Today I went to see a professional and good friend, and we chatted casually while she performed her artistic trade on me. Because we know each other well, I asked about her family, her husband, daughter of 13 and son of 10. Suffice it to say she is a skilled, highly educated professional who is dedicated to her family life, has the support of her grandparents who raised her, and does everything in her power to manage her home and professional interests to a high level of perfection.
To my generic question “How’s the family?”, my friend replied with the standard “Oh, they’re doing well. The kids are getting on fine in school, do their homework and their lessons. My son is good at math and he likes his martial arts”. Later she continued “There are some challenges…….but its only normal.” “Like what?” I asked. “Well, my son really needs me all the time, and I have a soft spot for him, you know.” She smiled as if to say yes, I’m guilty of favoring him, since we had discussed favoritism before. I tried to figure out whether she or her husband is the Prime parent, but she was careful not to give me any clues. She emphasized that she and her husband are equal partners in raising the children, that each plays a vital role and that there is no difference in the duties they carry out in their routine. She declared unequivocally: “My husband and I both do everything when it comes to the house or the children”.

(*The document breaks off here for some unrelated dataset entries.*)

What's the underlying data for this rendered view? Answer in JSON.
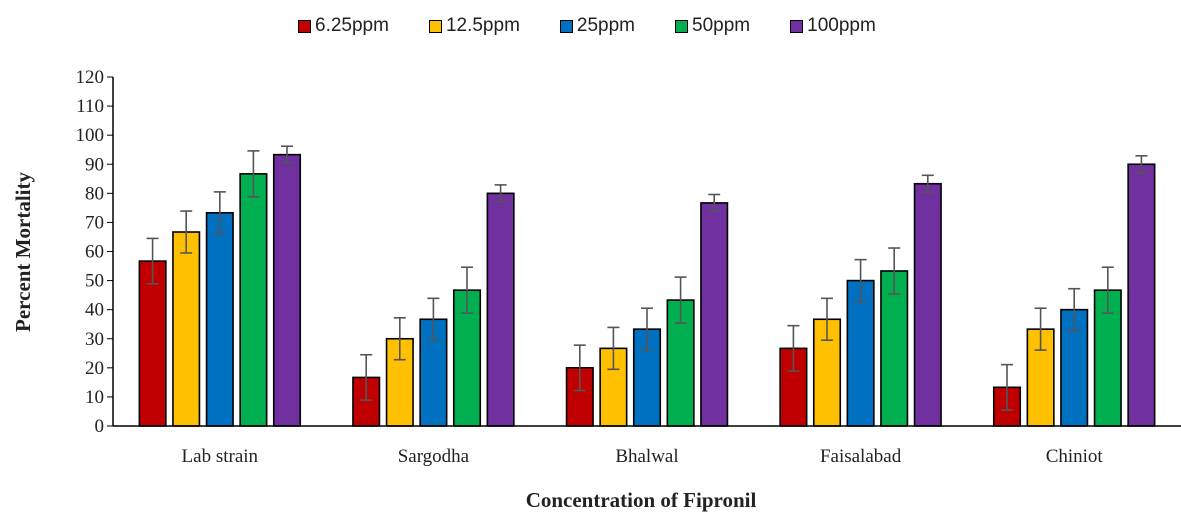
{
  "chart_data": {
    "type": "bar",
    "title": "",
    "xlabel": "Concentration of Fipronil",
    "ylabel": "Percent Mortality",
    "ylim": [
      0,
      120
    ],
    "yticks": [
      0,
      10,
      20,
      30,
      40,
      50,
      60,
      70,
      80,
      90,
      100,
      110,
      120
    ],
    "grid": false,
    "legend_position": "top",
    "categories": [
      "Lab strain",
      "Sargodha",
      "Bhalwal",
      "Faisalabad",
      "Chiniot"
    ],
    "series": [
      {
        "name": "6.25ppm",
        "color": "#C00000",
        "values": [
          56.7,
          16.7,
          20.0,
          26.7,
          13.3
        ],
        "errors": [
          7.8,
          7.8,
          7.8,
          7.8,
          7.8
        ]
      },
      {
        "name": "12.5ppm",
        "color": "#FFC000",
        "values": [
          66.7,
          30.0,
          26.7,
          36.7,
          33.3
        ],
        "errors": [
          7.2,
          7.2,
          7.2,
          7.2,
          7.2
        ]
      },
      {
        "name": "25ppm",
        "color": "#0070C0",
        "values": [
          73.3,
          36.7,
          33.3,
          50.0,
          40.0
        ],
        "errors": [
          7.2,
          7.2,
          7.2,
          7.2,
          7.2
        ]
      },
      {
        "name": "50ppm",
        "color": "#00B050",
        "values": [
          86.7,
          46.7,
          43.3,
          53.3,
          46.7
        ],
        "errors": [
          7.9,
          7.9,
          7.9,
          7.9,
          7.9
        ]
      },
      {
        "name": "100ppm",
        "color": "#7030A0",
        "values": [
          93.3,
          80.0,
          76.7,
          83.3,
          90.0
        ],
        "errors": [
          2.9,
          2.9,
          2.9,
          2.9,
          2.9
        ]
      }
    ]
  }
}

Soon, to try to appease her guilty conscience she added “But my daughter is really close to her father. That’s the way it works in our family: my daughter has her father and my son has me (smile)”. Then to ward off more guilt she added “They try to play us off against each other. If they want something and one of us says no, they go to the other one. But we’re on top of that! We consult each other and keep things consistent between us” (referring to standard CBT tactics of teamwork and consistency among parents).

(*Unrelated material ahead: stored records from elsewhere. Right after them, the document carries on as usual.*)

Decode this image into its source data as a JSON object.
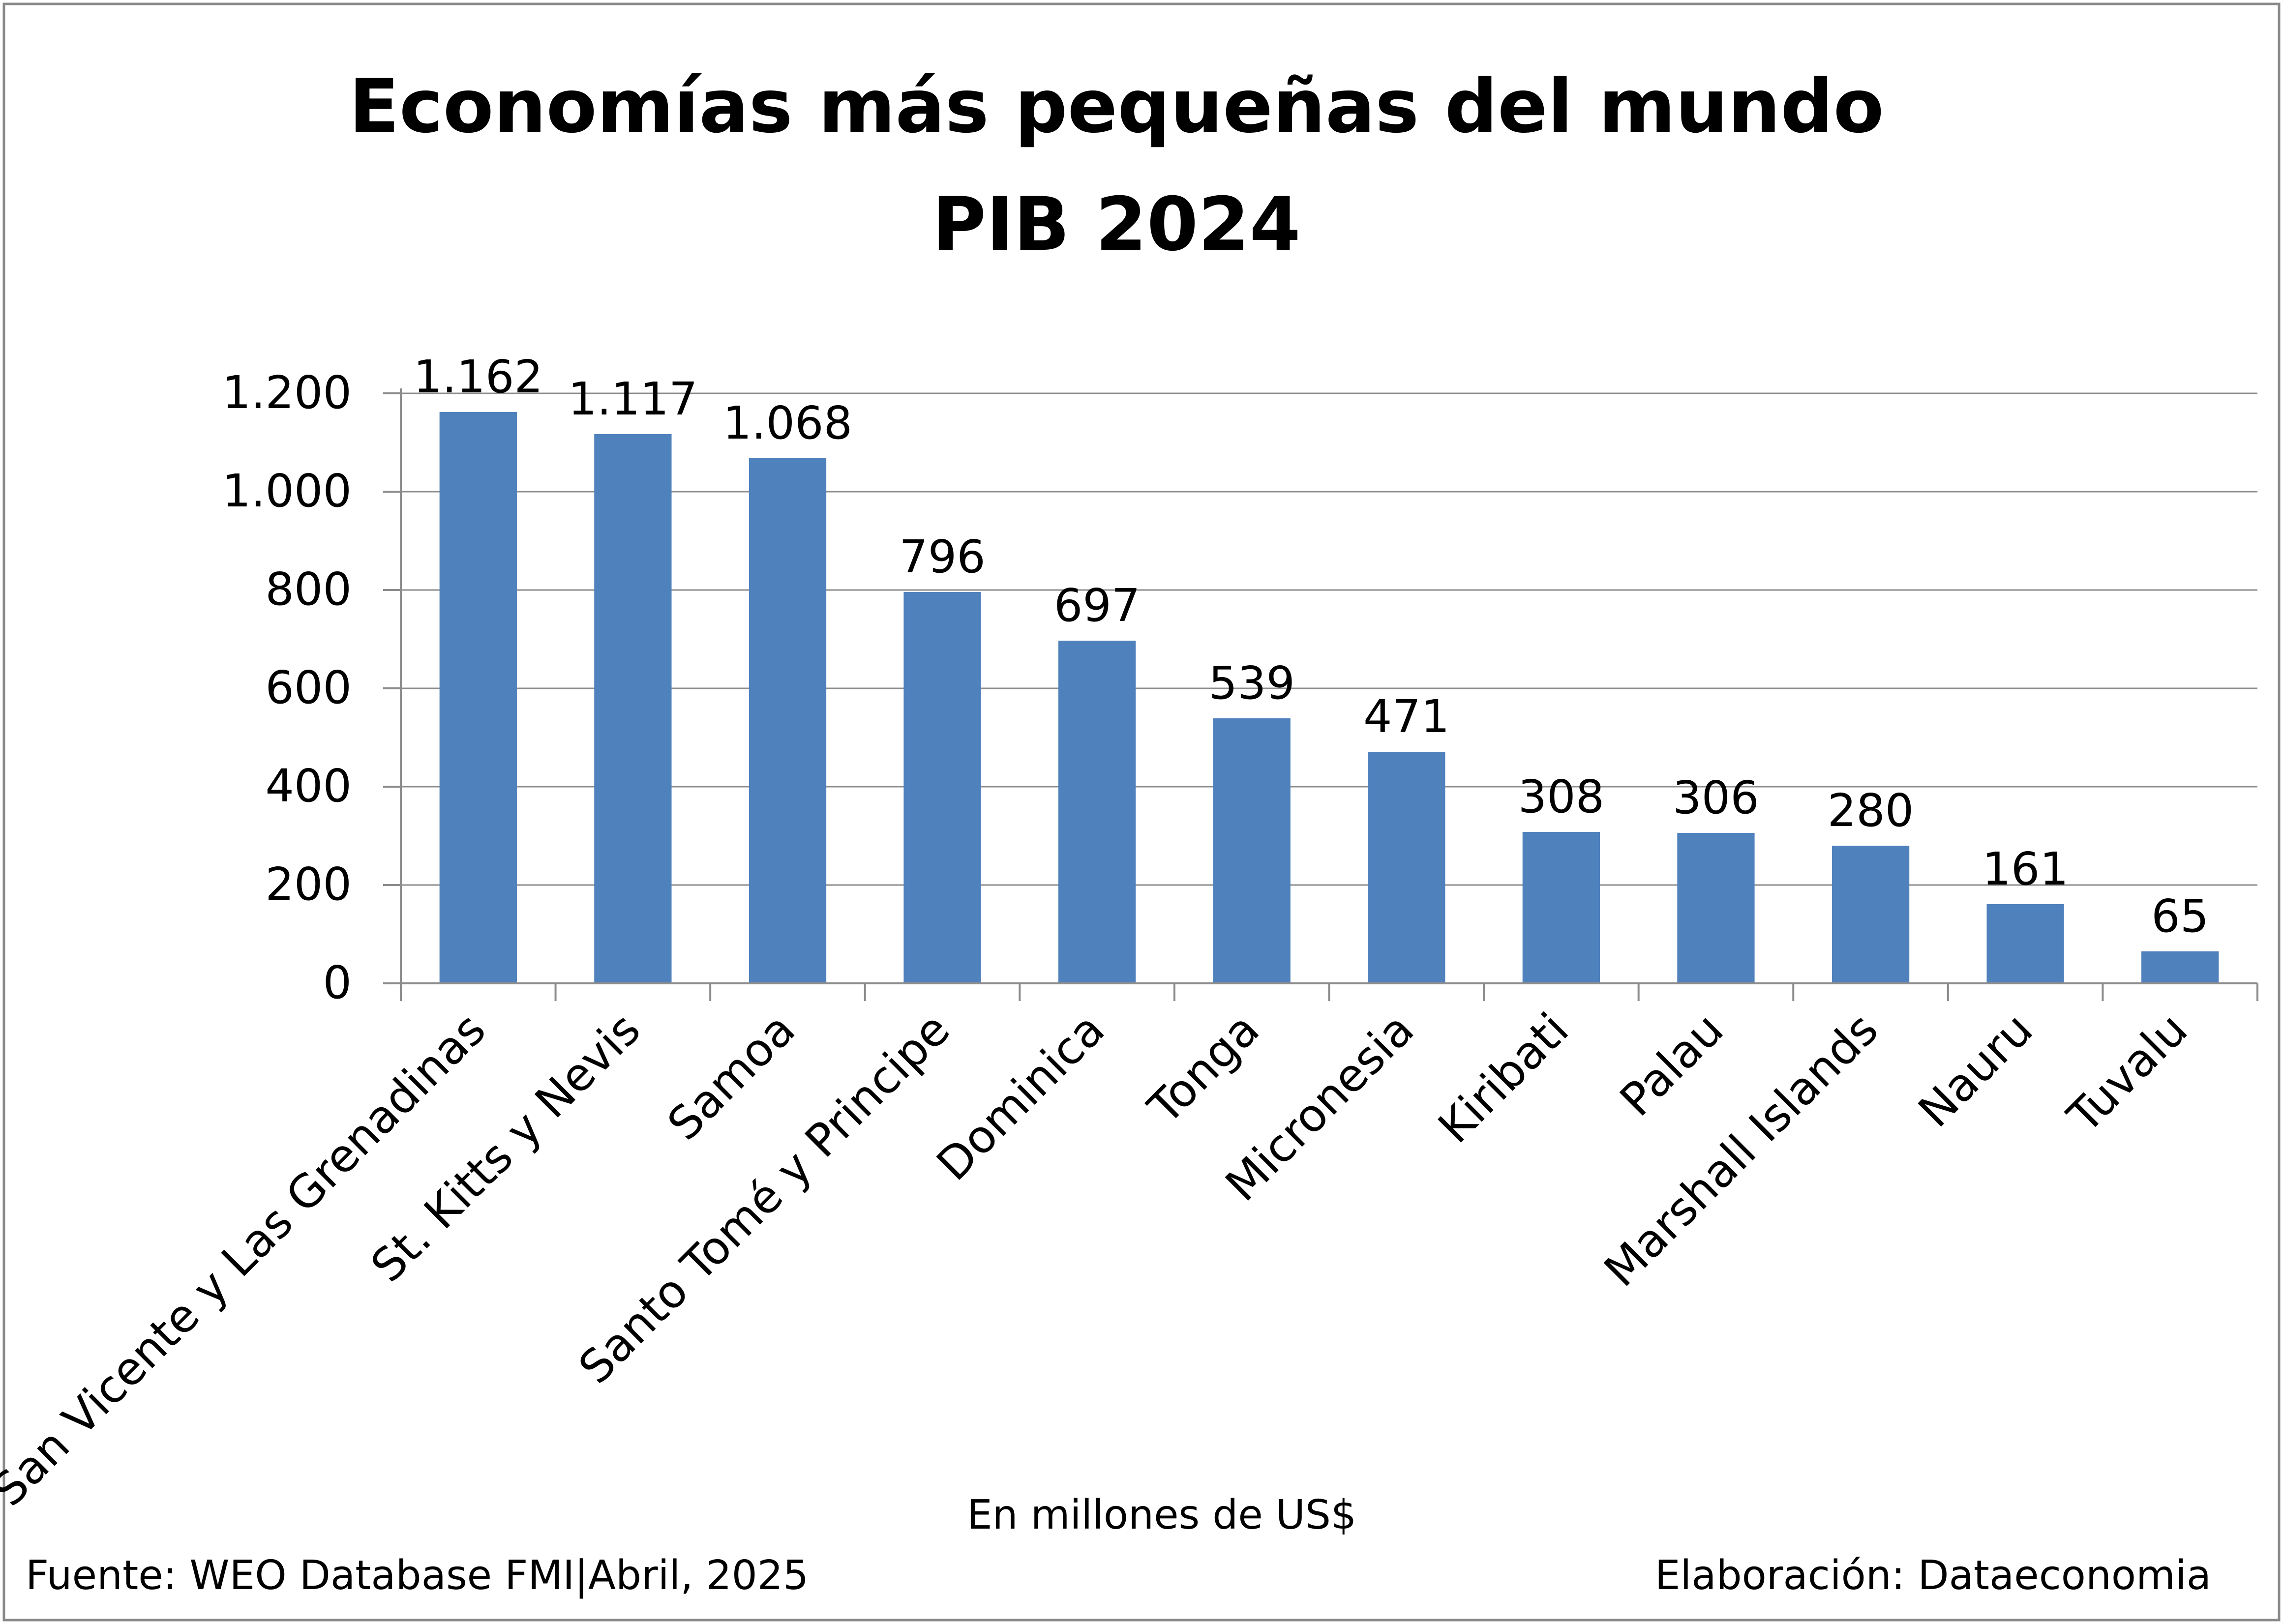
{
  "chart_data": {
    "type": "bar",
    "title_line1": "Economías más pequeñas del mundo",
    "title_line2": "PIB 2024",
    "categories": [
      "San Vicente y Las Grenadinas",
      "St. Kitts y Nevis",
      "Samoa",
      "Santo Tomé y Principe",
      "Dominica",
      "Tonga",
      "Micronesia",
      "Kiribati",
      "Palau",
      "Marshall Islands",
      "Nauru",
      "Tuvalu"
    ],
    "values": [
      1162,
      1117,
      1068,
      796,
      697,
      539,
      471,
      308,
      306,
      280,
      161,
      65
    ],
    "data_labels": [
      "1.162",
      "1.117",
      "1.068",
      "796",
      "697",
      "539",
      "471",
      "308",
      "306",
      "280",
      "161",
      "65"
    ],
    "ylim": [
      0,
      1200
    ],
    "yticks": [
      0,
      200,
      400,
      600,
      800,
      1000,
      1200
    ],
    "ytick_labels": [
      "0",
      "200",
      "400",
      "600",
      "800",
      "1.000",
      "1.200"
    ],
    "xlabel": "En millones de US$",
    "ylabel": "",
    "grid": true,
    "legend": "none",
    "bar_color": "#4F81BD",
    "source_note": "Fuente: WEO Database FMI|Abril, 2025",
    "credit_note": "Elaboración: Dataeconomia"
  }
}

All the while, knowing that parents inevitably divide into Prime and Additional Love Giving roles, and that favoritism is always a key issue in any “normal” family, I’m thinking la-de-da-de-da-de-da……, but I said “Okay” and left it at that.
So she continued her treatment on me. A few minutes later she piped up again to say “Yesterday my daughter was upset with me so she started hitting me. She’s bigger than me now.” She shrugged and added sheepishly “I didn’t know what to do, so I hit her back”. Now, I know my friend is far from a child abuser, but since I wasn’t in a position to respond right away I just said nothing and we went on to other small talk while she finished working on me.
As I was preparing to leave I looked at her and said “You know, your daughter is angry with you because you’re too close with your son.” She smiled, a little surprised. But pursing her lips she conceded: “You got it right. I guess that’s why you’re the expert”. “I just listen carefully” I replied smiling. “You said she was hitting you, and you told me you’re too close to him. That’s all I need to know”. Then realizing she was probably now open to listening to more, I continued “Sometimes you really have to grit your teeth and pretend you love them, even in moments when you know you don’t. And that’s tough!”
I didn’t bother to tell her that incidentally she had informed me she is the Prime Love Giver, since I don’t like to delve too far into people’s lives. I know this because of the LOVE she expressed for her son and her daughter’s reaction of anger with her, even though the daughter apparently turns to her father for affection. It indicates her son is Favored, while her daughter is jealous of him and angry with her mother for favoring him. We might touch on that another time, but not necessarily.